Il motivo non è fondato.
Osserva in proposito il Collegio che la disposizione dell’art. 161 c.p.p., comma 4, che consente la notifica degli atti mediante consegna al difensore nel caso in cui risulti l’impossibilità della notificazione all’imputato presso il domicilio dichiarato o eletto richiede, quale condizione necessaria e sufficiente, l’accertamento da parte dell’ufficiale addetto alle notifiche dell’avvenuto trasferimento dell’interessato, o comunque l’attestazione che la notifica, per trasferimento o altra causa, sia divenuta impossibile nel luogo indicato. Orbene, nel caso di specie l’annotazione da parte dell’ufficiale giudiziario secondo cui l’interessato risultava “sloggiato, come da informazioni ivi assunte” dall’abitazione dove aveva dichiarato domicilio rende senz’altro legittimo il ricorso alla procedura di cui al quarto comma dell’art. 161 c.p.p., risultando dalla suddetta relata di notifica non già una momentanea assenza, che non comportava impossibilità della notifica, bensì un avvenuto trasferimento dell’interessato che rendeva definitivamente impossibile la notificazione nel luogo indicato.
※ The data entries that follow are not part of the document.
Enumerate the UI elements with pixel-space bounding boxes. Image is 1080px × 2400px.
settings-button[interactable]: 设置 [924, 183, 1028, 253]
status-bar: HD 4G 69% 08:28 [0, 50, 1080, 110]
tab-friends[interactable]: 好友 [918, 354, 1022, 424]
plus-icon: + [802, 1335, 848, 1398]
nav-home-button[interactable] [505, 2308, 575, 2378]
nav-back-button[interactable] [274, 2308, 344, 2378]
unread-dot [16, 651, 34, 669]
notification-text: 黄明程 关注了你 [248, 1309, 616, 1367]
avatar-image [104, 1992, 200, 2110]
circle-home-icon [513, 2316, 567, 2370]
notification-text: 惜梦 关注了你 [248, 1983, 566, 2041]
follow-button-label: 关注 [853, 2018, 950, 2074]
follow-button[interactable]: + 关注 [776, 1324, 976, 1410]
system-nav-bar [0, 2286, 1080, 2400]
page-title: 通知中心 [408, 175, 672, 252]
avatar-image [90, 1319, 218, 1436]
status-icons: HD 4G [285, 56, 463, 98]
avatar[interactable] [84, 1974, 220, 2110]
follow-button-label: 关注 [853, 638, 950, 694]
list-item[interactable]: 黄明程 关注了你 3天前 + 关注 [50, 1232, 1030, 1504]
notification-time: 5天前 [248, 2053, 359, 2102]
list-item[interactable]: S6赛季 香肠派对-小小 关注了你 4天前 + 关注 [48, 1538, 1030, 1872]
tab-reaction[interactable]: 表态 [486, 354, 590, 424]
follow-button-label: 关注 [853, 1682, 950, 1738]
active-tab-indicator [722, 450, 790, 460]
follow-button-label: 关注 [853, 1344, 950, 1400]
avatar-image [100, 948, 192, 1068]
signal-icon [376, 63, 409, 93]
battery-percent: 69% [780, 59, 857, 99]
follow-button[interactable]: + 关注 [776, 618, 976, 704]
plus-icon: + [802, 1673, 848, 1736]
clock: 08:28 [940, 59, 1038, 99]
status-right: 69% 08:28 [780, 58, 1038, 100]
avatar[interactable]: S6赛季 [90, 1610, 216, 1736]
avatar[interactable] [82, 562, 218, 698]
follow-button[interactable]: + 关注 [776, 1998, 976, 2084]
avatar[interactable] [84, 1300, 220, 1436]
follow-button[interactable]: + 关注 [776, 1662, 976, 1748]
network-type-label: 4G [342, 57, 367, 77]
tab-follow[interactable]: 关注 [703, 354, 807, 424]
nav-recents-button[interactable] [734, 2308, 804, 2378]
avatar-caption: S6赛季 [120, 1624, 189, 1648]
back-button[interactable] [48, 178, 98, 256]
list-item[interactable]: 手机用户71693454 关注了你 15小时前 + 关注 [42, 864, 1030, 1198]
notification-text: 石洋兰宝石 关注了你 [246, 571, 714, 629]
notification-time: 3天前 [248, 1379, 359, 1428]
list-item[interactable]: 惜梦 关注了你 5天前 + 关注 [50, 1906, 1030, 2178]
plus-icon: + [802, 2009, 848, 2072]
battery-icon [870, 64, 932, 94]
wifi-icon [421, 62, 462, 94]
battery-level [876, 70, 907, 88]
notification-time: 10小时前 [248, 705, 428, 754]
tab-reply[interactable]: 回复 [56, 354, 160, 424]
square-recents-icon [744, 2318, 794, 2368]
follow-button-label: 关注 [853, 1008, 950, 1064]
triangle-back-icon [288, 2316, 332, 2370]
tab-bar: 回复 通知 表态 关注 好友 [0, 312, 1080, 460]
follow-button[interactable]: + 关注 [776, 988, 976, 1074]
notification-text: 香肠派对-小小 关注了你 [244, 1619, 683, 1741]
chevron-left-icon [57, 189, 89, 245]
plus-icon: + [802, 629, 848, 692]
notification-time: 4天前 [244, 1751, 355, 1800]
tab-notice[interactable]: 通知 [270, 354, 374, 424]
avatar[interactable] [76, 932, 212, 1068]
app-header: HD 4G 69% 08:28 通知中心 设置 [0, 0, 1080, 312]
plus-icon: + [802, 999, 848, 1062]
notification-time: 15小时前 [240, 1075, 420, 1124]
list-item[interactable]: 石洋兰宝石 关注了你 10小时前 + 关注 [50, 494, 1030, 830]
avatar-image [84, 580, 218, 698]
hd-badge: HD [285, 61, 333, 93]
E pertanto la Corte territoriale, nell’evidenziare tale circostanza, ha ritenuto legittimamente effettuata la notifica ai sensi dell’art. 161 c.p.p., comma 4.
Per quel che riguarda il rilievo secondo cui dalla documentazione esistente all’interno del fascicolo del dibattimento emergeva che l’imputato aveva la propria effettiva residenza in Palermo alla via (OMISSIS), e dalla stessa dichiarazione dibattimentale del Maresciallo B. della P.G. raccolta all’udienza del 26.10.2004 era emerso che l’imputato era stato individuato a (OMISSIS), osserva innanzi tutto il Collegio che il gravame, sul punto, non consente di conoscere se l’autorità procedente ebbe, sin dal momento in cui effettuò la notifica ai sensi dell’art. 161 c.p.p., comma 4, precisa notizia del luogo (via (OMISSIS)) in cui il destinatario si era trasferito e presso cui andava pertanto disposta la nuova notificazione mentre, per quel che riguarda l’avvenuto trasferimento dell’imputato a (OMISSIS), non è dubbio che i giudici di merito ne vennero a conoscenza solo alla predetta udienza del 24.10.2004.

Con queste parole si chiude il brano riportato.